By Nancy Madsen, Watertown Daily Times, N.Y.
Apr. 5--CAPE VINCENT -- St. Lawrence Wind Farm developer Acciona is offering a more precise explanation of what the project's effects on the environment will be in its supplemental draft impact statement.
The statement, released March 25, includes several changes and decisions: -- The turbines used will be 1.5 megawatt turbines -- AW-82-1500 manufactured by Acciona, which are 390 feet tall and have a rotor diameter of 269 feet.
--The project will build four new meteorological towers and continue to use one that is already constructed.
--Access road layout was changed to avoid wetlands.
--A transmission line between the project's substation and National Grid's substation in Lyme likely will follow the abandoned New York Central Railroad corridor which also contains the Development Authority of the North Country regional water line.
--Revised and additional studies include those on noise, bird, bat, cultural, transportation, wetlands and visual effects.
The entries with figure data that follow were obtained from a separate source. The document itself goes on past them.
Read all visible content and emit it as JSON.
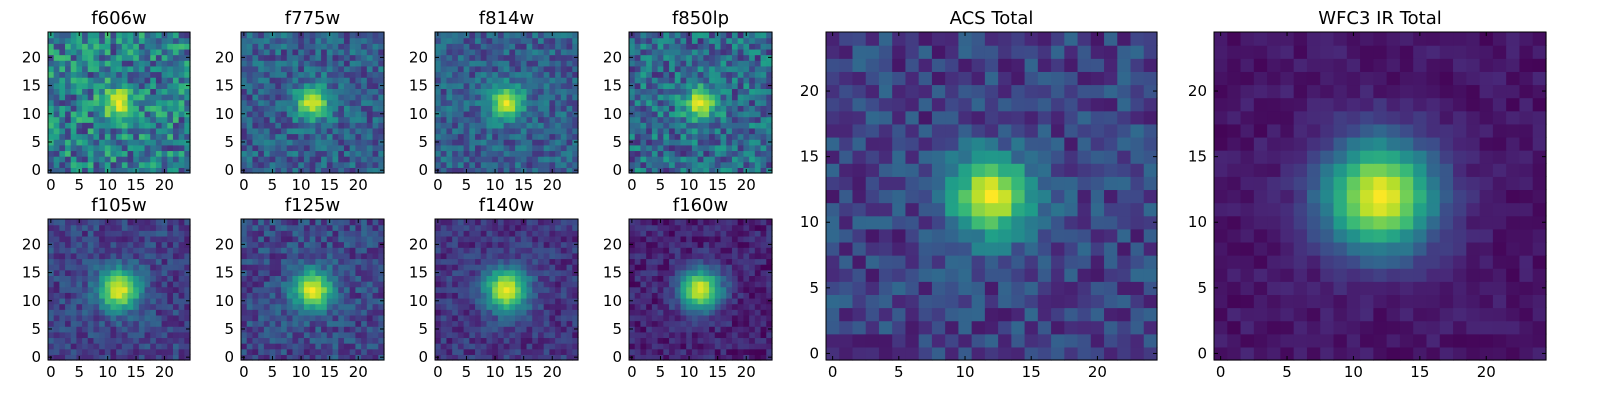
{
  "panels": [
    {
      "id": "f606w",
      "title": "f606w",
      "xticks": [
        0,
        5,
        10,
        15,
        20
      ],
      "yticks": [
        0,
        5,
        10,
        15,
        20
      ],
      "noise": 0.55,
      "peak": 0.95,
      "sigma": 2.0,
      "bg": 0.42,
      "seed": 11
    },
    {
      "id": "f775w",
      "title": "f775w",
      "xticks": [
        0,
        5,
        10,
        15,
        20
      ],
      "yticks": [
        0,
        5,
        10,
        15,
        20
      ],
      "noise": 0.35,
      "peak": 0.95,
      "sigma": 2.1,
      "bg": 0.3,
      "seed": 23
    },
    {
      "id": "f814w",
      "title": "f814w",
      "xticks": [
        0,
        5,
        10,
        15,
        20
      ],
      "yticks": [
        0,
        5,
        10,
        15,
        20
      ],
      "noise": 0.32,
      "peak": 0.95,
      "sigma": 2.1,
      "bg": 0.3,
      "seed": 37
    },
    {
      "id": "f850lp",
      "title": "f850lp",
      "xticks": [
        0,
        5,
        10,
        15,
        20
      ],
      "yticks": [
        0,
        5,
        10,
        15,
        20
      ],
      "noise": 0.45,
      "peak": 0.95,
      "sigma": 2.1,
      "bg": 0.34,
      "seed": 41
    },
    {
      "id": "f105w",
      "title": "f105w",
      "xticks": [
        0,
        5,
        10,
        15,
        20
      ],
      "yticks": [
        0,
        5,
        10,
        15,
        20
      ],
      "noise": 0.25,
      "peak": 0.97,
      "sigma": 2.6,
      "bg": 0.2,
      "seed": 53
    },
    {
      "id": "f125w",
      "title": "f125w",
      "xticks": [
        0,
        5,
        10,
        15,
        20
      ],
      "yticks": [
        0,
        5,
        10,
        15,
        20
      ],
      "noise": 0.28,
      "peak": 0.97,
      "sigma": 2.5,
      "bg": 0.22,
      "seed": 67
    },
    {
      "id": "f140w",
      "title": "f140w",
      "xticks": [
        0,
        5,
        10,
        15,
        20
      ],
      "yticks": [
        0,
        5,
        10,
        15,
        20
      ],
      "noise": 0.22,
      "peak": 0.97,
      "sigma": 2.7,
      "bg": 0.16,
      "seed": 71
    },
    {
      "id": "f160w",
      "title": "f160w",
      "xticks": [
        0,
        5,
        10,
        15,
        20
      ],
      "yticks": [
        0,
        5,
        10,
        15,
        20
      ],
      "noise": 0.2,
      "peak": 0.97,
      "sigma": 2.6,
      "bg": 0.1,
      "seed": 83
    },
    {
      "id": "acs_total",
      "title": "ACS Total",
      "xticks": [
        0,
        5,
        10,
        15,
        20
      ],
      "yticks": [
        0,
        5,
        10,
        15,
        20
      ],
      "noise": 0.28,
      "peak": 0.98,
      "sigma": 2.2,
      "bg": 0.2,
      "seed": 97
    },
    {
      "id": "wfc3_total",
      "title": "WFC3 IR Total",
      "xticks": [
        0,
        5,
        10,
        15,
        20
      ],
      "yticks": [
        0,
        5,
        10,
        15,
        20
      ],
      "noise": 0.1,
      "peak": 0.99,
      "sigma": 3.0,
      "bg": 0.06,
      "seed": 101
    }
  ],
  "image": {
    "nx": 25,
    "ny": 25,
    "center_x": 12,
    "center_y": 12
  },
  "colormap": {
    "name": "viridis",
    "stops": [
      "#440154",
      "#482878",
      "#3e4989",
      "#31688e",
      "#26828e",
      "#1f9e89",
      "#35b779",
      "#6ece58",
      "#b5de2b",
      "#fde725"
    ]
  }
}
Species that live in the project area that are either endangered or threatened include two plants, a fish, a reptile, 14 birds and two bats.
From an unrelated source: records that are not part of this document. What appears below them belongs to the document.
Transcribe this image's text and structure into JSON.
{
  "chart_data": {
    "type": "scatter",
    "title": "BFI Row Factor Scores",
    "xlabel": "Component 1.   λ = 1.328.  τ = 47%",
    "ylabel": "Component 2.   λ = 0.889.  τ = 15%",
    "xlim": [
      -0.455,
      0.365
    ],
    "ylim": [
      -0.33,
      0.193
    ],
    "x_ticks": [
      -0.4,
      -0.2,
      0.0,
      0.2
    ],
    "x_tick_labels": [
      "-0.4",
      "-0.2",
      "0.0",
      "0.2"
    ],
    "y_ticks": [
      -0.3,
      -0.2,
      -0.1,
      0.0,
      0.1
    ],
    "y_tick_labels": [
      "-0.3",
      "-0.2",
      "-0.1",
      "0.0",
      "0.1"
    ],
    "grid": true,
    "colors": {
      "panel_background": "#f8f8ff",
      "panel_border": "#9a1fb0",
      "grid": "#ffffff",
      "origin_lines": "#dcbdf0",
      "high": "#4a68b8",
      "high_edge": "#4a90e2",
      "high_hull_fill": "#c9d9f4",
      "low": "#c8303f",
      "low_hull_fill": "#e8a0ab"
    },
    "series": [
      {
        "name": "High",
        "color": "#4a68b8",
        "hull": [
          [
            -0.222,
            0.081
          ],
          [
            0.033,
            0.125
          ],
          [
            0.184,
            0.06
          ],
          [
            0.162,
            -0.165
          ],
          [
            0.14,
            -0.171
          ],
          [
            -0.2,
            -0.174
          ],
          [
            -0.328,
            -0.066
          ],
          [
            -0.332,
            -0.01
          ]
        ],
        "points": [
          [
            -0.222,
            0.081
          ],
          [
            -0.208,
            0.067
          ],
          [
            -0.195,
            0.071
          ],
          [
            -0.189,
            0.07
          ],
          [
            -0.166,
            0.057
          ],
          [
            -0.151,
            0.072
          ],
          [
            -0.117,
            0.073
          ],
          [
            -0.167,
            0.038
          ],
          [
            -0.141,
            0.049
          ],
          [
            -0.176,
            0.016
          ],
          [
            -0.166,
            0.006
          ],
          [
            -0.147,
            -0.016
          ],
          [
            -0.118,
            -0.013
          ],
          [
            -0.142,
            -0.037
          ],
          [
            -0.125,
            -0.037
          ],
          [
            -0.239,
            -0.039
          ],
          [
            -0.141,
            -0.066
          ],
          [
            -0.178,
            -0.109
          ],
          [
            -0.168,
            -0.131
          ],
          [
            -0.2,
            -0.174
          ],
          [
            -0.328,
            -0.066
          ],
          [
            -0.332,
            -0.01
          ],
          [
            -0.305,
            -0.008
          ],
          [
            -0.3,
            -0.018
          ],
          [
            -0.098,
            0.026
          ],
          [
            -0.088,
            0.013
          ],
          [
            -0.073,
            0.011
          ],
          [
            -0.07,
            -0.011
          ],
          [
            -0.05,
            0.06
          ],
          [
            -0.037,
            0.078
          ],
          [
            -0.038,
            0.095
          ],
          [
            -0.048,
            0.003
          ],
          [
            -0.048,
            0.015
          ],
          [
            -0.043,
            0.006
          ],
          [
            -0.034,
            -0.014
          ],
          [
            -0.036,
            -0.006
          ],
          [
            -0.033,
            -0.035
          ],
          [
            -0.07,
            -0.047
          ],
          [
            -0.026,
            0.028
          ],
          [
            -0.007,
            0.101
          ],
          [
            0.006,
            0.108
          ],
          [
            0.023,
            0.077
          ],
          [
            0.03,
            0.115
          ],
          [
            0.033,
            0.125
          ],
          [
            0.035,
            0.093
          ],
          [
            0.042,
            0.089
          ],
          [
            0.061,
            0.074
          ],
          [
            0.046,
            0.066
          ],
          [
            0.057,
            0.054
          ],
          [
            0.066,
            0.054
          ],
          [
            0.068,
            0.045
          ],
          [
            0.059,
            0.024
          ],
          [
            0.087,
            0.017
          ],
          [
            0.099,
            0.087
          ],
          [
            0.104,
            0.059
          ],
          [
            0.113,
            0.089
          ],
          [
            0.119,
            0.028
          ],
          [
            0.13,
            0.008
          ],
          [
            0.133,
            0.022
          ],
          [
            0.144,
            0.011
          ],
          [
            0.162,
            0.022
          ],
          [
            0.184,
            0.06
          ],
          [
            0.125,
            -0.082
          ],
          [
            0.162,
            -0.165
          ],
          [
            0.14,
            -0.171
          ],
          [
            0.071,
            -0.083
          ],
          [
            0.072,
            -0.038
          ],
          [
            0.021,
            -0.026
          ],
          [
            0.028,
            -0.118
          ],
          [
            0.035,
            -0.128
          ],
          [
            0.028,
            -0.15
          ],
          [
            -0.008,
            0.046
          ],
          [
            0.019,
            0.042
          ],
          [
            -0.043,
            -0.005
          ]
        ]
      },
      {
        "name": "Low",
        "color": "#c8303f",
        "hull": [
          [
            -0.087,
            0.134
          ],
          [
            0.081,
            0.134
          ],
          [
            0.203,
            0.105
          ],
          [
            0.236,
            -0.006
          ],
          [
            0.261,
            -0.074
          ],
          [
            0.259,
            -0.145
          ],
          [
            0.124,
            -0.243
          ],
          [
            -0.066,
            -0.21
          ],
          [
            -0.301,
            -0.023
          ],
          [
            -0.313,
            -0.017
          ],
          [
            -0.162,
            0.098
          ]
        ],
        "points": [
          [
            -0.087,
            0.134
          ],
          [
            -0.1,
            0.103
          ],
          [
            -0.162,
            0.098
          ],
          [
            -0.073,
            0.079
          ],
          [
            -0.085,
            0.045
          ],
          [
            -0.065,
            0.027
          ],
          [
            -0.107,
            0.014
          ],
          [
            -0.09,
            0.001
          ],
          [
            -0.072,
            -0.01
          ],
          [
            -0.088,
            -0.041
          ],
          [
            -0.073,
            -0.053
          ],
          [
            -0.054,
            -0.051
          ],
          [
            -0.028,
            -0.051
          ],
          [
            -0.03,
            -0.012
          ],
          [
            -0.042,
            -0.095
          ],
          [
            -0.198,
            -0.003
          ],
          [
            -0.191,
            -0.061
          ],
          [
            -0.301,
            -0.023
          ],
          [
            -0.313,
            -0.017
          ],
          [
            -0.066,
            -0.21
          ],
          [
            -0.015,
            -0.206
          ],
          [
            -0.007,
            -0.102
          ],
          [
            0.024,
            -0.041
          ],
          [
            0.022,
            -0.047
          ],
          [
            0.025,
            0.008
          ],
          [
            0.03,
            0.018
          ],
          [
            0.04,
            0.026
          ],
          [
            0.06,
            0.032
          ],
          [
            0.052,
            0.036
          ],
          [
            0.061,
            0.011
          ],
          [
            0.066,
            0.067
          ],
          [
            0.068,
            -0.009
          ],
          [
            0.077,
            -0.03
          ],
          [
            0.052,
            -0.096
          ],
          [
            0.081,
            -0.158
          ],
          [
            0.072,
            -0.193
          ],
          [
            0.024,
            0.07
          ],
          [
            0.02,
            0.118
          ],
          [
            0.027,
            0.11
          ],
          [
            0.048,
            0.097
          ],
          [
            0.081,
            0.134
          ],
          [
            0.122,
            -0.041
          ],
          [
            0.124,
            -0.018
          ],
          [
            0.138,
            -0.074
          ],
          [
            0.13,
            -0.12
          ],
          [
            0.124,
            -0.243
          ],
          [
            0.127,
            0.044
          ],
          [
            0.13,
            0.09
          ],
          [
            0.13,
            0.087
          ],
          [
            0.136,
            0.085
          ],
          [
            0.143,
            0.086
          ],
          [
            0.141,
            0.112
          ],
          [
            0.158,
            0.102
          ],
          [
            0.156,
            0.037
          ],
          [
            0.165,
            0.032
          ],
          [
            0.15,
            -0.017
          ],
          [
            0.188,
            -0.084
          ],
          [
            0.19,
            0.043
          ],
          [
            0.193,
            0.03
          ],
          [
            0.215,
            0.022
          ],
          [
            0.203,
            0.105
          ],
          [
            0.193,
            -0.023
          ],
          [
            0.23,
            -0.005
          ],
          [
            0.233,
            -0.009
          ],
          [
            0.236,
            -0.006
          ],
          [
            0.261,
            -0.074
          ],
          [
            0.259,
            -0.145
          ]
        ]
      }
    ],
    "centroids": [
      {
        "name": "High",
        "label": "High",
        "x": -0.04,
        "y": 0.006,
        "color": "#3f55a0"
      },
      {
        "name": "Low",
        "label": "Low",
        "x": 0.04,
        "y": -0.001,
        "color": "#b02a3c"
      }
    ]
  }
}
The statement predicts one bat death for every four turbines annually and fewer than one death per year across the entire project for Indiana bats, a federally listed endangered species. The low number of deaths likely would occur because of other population pressures on the bats, including the fungal "white nose syndrome."
The statement says: "Essentially the relative abundance of Indiana bats in the Project Area would be low enough that no measurable impact would occur."
The statement also predicts 122 to 509 bird deaths per year, but said raptor and large bird deaths were very unlikely.
The turbines are sited according to guidelines from the Cape Vincent Planning Board because the town doesn't have a zoning law controlling wind power development.
The visual studies showed that within a 5-mile radius, 37 percent of the area would see 40 to 53 turbines, but 32 percent would see none. Of the 186 light receptors placed within a distance equal to 10 times the rotor diameter of the turbines -- or about 2,700 feet -- 40 percent have less than one hour of shadow flicker per year. About 47 percent see one 10 hours per year of shadow flicker. About 9 percent experience 11 to 20 hours of flicker, and 4 percent have 21 to 30 hours of shadow flicker per year.
In noise analysis, the studies showed no sound measured below 31.5 hertz, or cycles per second, which is near the low end of human hearing.